Mulheres relatam falta de acolhimento de seguranças de metrô e trem de SP após serem vítimas de importunação sexual


Quatro passageiras contaram ao g1ter sido vítimas de abuso em vagões de trem e estações de metrô. Em 2023, a cada 14 horas, pelo menos um caso foi registrado. Importunação sexual é crime, e a pena prevista é de 1 a 5 anos de reclusão. ‘Eles não me acolheram e ainda disseram que poderia ter sido engano’, disse vítima sobre s
Depois de um dia de trabalho ou estudo, além do risco de serem assaltadas, a volta para casa das mulheres é sempre acompanhada pelo temor de ser vítima de importunação sexual no transporte público.
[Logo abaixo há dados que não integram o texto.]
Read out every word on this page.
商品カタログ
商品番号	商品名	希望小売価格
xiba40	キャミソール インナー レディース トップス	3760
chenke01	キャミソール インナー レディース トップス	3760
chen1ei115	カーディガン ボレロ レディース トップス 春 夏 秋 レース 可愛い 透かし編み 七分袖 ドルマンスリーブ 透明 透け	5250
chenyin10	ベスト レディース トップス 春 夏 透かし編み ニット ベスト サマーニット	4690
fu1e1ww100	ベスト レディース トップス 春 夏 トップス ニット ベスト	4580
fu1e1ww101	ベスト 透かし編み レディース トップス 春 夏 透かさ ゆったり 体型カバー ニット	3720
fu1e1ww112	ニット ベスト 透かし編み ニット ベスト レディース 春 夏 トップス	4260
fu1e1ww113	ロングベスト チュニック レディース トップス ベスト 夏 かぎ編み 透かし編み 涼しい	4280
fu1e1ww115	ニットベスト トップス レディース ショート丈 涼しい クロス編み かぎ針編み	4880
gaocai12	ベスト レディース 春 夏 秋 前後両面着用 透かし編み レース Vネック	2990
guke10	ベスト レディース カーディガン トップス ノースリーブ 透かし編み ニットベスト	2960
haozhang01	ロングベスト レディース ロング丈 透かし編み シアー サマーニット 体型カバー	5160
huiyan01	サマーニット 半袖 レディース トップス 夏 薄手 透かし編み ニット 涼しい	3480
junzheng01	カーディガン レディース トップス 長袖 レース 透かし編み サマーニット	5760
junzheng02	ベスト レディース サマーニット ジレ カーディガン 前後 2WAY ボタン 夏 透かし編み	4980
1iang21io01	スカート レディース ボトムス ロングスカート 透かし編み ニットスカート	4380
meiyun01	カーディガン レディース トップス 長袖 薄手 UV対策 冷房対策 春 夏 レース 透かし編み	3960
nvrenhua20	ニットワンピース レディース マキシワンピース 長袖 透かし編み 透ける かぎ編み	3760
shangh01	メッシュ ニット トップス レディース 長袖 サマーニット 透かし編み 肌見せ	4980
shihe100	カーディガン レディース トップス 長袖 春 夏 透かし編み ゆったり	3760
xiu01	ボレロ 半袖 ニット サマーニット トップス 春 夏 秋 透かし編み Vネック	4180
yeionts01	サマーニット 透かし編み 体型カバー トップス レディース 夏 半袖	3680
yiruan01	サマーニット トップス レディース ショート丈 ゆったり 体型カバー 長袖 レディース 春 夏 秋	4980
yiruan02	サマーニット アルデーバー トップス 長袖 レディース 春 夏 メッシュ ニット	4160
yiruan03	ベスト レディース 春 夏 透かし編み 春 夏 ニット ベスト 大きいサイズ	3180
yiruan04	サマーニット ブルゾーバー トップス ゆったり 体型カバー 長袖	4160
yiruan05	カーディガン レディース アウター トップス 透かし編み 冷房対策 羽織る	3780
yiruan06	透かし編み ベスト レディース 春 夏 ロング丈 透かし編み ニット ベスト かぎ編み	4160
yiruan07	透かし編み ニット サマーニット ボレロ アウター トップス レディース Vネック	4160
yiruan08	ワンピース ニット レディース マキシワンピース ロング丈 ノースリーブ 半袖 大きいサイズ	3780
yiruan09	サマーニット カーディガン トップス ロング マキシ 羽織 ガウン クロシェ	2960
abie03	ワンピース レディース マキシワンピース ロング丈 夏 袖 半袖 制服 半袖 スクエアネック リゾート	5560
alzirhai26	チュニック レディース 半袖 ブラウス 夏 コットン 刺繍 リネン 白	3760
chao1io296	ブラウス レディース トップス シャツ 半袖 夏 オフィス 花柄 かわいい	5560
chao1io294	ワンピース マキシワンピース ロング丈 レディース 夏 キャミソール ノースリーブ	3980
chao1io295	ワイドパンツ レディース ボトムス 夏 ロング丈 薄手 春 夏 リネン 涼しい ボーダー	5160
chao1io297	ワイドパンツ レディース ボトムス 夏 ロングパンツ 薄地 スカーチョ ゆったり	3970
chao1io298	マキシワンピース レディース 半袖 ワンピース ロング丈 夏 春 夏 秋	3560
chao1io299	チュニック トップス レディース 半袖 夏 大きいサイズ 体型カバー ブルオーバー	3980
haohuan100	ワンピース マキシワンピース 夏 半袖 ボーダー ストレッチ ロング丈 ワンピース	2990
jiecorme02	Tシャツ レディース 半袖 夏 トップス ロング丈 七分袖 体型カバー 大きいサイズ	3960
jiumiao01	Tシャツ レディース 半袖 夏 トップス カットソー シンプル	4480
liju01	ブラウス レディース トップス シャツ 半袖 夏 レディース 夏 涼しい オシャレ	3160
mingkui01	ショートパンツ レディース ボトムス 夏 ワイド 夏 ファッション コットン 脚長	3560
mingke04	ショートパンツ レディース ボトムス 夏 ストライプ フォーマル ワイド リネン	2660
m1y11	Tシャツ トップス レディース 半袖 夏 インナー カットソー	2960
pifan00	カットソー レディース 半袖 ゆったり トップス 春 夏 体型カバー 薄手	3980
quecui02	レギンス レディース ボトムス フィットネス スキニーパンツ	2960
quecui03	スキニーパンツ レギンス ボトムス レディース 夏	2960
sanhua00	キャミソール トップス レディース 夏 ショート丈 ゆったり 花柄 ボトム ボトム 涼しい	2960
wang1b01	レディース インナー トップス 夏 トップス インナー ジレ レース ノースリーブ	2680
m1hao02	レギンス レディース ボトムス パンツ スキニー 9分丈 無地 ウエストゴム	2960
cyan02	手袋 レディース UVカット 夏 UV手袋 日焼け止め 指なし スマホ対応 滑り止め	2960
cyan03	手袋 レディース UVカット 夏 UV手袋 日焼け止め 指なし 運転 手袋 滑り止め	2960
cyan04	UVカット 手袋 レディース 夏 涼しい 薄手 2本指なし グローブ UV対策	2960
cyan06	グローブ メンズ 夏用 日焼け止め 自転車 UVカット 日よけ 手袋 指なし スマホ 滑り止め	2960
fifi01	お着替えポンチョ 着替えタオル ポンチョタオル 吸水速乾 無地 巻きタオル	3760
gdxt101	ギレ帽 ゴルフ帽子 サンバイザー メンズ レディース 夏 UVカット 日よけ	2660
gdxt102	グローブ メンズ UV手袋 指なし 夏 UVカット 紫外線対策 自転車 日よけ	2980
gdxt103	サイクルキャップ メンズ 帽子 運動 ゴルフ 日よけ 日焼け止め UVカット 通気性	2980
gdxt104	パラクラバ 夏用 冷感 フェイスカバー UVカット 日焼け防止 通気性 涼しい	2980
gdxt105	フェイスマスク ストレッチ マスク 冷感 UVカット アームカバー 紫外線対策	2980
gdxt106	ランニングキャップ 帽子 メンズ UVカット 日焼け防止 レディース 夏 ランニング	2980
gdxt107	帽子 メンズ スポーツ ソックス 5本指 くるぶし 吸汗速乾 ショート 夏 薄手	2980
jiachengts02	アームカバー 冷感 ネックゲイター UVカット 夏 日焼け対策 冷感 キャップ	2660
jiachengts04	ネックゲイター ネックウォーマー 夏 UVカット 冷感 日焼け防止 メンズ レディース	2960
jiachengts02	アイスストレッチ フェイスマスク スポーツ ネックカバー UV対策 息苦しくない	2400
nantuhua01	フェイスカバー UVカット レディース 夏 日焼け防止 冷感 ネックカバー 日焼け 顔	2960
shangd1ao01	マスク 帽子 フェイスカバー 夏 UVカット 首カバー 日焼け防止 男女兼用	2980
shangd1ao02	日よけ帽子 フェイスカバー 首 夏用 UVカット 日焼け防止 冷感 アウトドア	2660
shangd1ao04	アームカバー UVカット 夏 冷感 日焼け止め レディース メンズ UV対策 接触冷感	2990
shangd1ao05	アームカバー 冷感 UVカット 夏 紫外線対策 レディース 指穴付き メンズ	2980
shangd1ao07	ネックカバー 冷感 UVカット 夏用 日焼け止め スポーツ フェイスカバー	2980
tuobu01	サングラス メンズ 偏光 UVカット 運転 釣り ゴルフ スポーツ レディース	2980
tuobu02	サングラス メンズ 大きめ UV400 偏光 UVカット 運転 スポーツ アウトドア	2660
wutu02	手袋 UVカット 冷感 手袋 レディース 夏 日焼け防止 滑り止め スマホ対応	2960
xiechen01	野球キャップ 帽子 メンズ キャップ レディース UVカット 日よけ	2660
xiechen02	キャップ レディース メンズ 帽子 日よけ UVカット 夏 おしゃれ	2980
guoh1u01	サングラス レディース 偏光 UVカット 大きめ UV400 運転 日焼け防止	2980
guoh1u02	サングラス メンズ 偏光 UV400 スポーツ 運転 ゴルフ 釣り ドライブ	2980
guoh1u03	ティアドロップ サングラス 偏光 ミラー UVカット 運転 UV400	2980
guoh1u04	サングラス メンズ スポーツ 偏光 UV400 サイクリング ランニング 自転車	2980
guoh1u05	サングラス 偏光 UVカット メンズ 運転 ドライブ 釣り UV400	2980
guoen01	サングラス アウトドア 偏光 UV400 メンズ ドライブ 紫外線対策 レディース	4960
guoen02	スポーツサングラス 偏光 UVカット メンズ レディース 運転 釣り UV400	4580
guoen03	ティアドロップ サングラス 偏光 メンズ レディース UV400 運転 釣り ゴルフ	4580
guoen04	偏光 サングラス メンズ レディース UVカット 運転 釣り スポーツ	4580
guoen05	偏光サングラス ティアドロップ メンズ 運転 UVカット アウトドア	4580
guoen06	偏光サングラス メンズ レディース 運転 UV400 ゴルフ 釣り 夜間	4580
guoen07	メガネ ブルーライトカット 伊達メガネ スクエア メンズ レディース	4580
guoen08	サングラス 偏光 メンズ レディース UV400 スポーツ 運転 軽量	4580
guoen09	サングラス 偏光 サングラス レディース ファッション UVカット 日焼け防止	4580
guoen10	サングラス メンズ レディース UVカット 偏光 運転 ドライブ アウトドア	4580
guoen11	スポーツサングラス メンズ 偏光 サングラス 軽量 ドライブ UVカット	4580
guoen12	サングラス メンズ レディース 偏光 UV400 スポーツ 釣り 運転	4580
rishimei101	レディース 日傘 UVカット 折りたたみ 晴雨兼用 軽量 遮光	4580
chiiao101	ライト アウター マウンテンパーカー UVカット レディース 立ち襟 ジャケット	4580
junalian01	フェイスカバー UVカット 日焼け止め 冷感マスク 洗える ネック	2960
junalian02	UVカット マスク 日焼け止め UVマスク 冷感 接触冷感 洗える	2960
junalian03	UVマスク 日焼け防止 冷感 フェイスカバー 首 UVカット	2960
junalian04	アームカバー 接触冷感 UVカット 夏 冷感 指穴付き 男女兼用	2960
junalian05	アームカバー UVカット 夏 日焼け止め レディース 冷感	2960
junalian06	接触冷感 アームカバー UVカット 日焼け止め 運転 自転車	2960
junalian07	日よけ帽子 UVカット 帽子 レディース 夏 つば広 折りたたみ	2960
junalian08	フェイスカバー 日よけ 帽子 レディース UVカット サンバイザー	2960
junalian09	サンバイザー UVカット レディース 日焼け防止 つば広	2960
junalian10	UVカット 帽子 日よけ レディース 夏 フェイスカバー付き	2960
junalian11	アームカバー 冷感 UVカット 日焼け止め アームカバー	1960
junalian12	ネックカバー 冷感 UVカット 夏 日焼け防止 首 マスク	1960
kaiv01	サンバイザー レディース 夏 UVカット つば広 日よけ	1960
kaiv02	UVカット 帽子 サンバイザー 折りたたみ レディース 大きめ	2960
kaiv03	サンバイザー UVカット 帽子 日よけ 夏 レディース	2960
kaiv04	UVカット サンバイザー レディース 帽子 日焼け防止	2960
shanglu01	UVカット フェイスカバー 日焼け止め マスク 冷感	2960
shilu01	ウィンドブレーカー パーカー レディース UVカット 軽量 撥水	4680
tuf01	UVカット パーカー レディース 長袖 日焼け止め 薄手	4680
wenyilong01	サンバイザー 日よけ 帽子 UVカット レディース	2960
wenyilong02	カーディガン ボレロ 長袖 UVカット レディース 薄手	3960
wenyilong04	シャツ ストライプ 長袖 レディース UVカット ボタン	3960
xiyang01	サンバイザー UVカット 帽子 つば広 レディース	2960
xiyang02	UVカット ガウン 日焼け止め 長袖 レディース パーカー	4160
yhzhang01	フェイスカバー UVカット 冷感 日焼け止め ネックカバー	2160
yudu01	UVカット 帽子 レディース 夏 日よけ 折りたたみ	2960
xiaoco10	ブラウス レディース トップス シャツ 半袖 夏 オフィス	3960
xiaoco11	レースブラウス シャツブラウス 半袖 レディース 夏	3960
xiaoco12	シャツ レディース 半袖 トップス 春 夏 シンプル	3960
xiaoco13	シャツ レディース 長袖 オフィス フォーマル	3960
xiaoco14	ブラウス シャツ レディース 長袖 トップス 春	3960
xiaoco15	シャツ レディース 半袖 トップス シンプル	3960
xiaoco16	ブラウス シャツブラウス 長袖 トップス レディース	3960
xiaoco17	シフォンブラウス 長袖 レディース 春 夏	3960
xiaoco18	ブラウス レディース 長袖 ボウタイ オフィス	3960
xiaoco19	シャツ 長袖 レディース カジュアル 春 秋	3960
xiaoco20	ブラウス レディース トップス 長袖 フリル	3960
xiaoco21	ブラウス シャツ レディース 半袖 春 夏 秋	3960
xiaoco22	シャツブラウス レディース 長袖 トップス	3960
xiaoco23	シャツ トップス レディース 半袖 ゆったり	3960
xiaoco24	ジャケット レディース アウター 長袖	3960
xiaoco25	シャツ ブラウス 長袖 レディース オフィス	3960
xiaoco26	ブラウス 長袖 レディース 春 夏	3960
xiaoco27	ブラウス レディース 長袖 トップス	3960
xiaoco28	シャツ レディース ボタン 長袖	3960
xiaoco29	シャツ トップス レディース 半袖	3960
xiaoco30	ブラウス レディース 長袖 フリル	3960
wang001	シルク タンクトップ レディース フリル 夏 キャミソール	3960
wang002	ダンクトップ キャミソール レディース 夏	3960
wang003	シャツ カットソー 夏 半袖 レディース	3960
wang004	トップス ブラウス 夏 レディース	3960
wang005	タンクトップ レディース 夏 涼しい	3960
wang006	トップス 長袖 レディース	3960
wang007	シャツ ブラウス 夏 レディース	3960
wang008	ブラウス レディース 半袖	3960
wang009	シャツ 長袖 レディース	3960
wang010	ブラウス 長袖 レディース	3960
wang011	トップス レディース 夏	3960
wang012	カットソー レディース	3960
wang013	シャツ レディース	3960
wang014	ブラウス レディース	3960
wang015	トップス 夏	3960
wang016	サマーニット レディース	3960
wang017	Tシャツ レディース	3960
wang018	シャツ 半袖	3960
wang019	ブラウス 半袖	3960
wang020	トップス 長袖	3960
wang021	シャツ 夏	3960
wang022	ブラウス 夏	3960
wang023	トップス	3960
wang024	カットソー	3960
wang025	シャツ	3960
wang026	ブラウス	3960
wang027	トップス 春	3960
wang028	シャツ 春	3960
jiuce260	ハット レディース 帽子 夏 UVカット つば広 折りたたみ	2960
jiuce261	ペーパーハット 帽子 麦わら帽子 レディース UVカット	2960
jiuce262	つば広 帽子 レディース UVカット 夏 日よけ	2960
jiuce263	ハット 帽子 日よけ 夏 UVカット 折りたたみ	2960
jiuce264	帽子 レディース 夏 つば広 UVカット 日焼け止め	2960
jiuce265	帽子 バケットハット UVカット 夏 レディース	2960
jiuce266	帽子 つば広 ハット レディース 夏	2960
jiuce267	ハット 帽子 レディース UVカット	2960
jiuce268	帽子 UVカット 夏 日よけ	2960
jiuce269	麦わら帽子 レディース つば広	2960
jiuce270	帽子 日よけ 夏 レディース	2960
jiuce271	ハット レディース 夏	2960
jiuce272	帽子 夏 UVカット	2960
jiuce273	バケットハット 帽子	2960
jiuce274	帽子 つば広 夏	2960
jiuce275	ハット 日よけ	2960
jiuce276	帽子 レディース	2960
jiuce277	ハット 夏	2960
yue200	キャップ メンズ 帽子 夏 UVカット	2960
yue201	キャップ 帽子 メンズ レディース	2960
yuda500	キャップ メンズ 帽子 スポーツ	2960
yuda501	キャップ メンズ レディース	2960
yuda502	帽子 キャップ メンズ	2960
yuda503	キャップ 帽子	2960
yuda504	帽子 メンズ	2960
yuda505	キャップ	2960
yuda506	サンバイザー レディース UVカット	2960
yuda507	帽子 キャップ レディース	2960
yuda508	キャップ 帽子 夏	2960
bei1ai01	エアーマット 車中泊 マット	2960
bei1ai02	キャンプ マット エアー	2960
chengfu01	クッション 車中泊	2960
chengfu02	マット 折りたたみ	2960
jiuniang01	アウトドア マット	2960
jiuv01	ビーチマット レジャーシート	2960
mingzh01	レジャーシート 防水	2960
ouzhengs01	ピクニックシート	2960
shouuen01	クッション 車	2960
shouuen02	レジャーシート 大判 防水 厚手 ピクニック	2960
O g1 ouviu quatro mulheres que relataram ser vítimas do abuso em vagões de trem e estações, além da falta de acolhimento e da má condução dos agentes que trabalham nesses locais.
“[Os seguranças] simplesmente não me acolheram e ainda disseram que poderia ter sido engano, que eu poderia ter entendido errado. Mas como que a gente entende errado uma pessoa que apalpa? Não é só uma passada de mão, ele apertou!”, desabafou Adriana Lima, de 52 anos, sobre caso ocorrido no fim de fevereiro, quando ela estava na estação Pinheiros, Zona Oeste de São Paulo, voltando para casa.
A lei que tornou crime a importunação sexual é de 2018, e a pena prevista é de 1 a 5 anos de reclusão. Segundo o Código Penal, se trata do ato de “praticar contra alguém e sem a sua anuência ato libidinoso com o objetivo de satisfazer a própria lascívia ou a de terceiro”, ou seja: praticar qualquer ato de cunho sexual sem o consentimento da vítima.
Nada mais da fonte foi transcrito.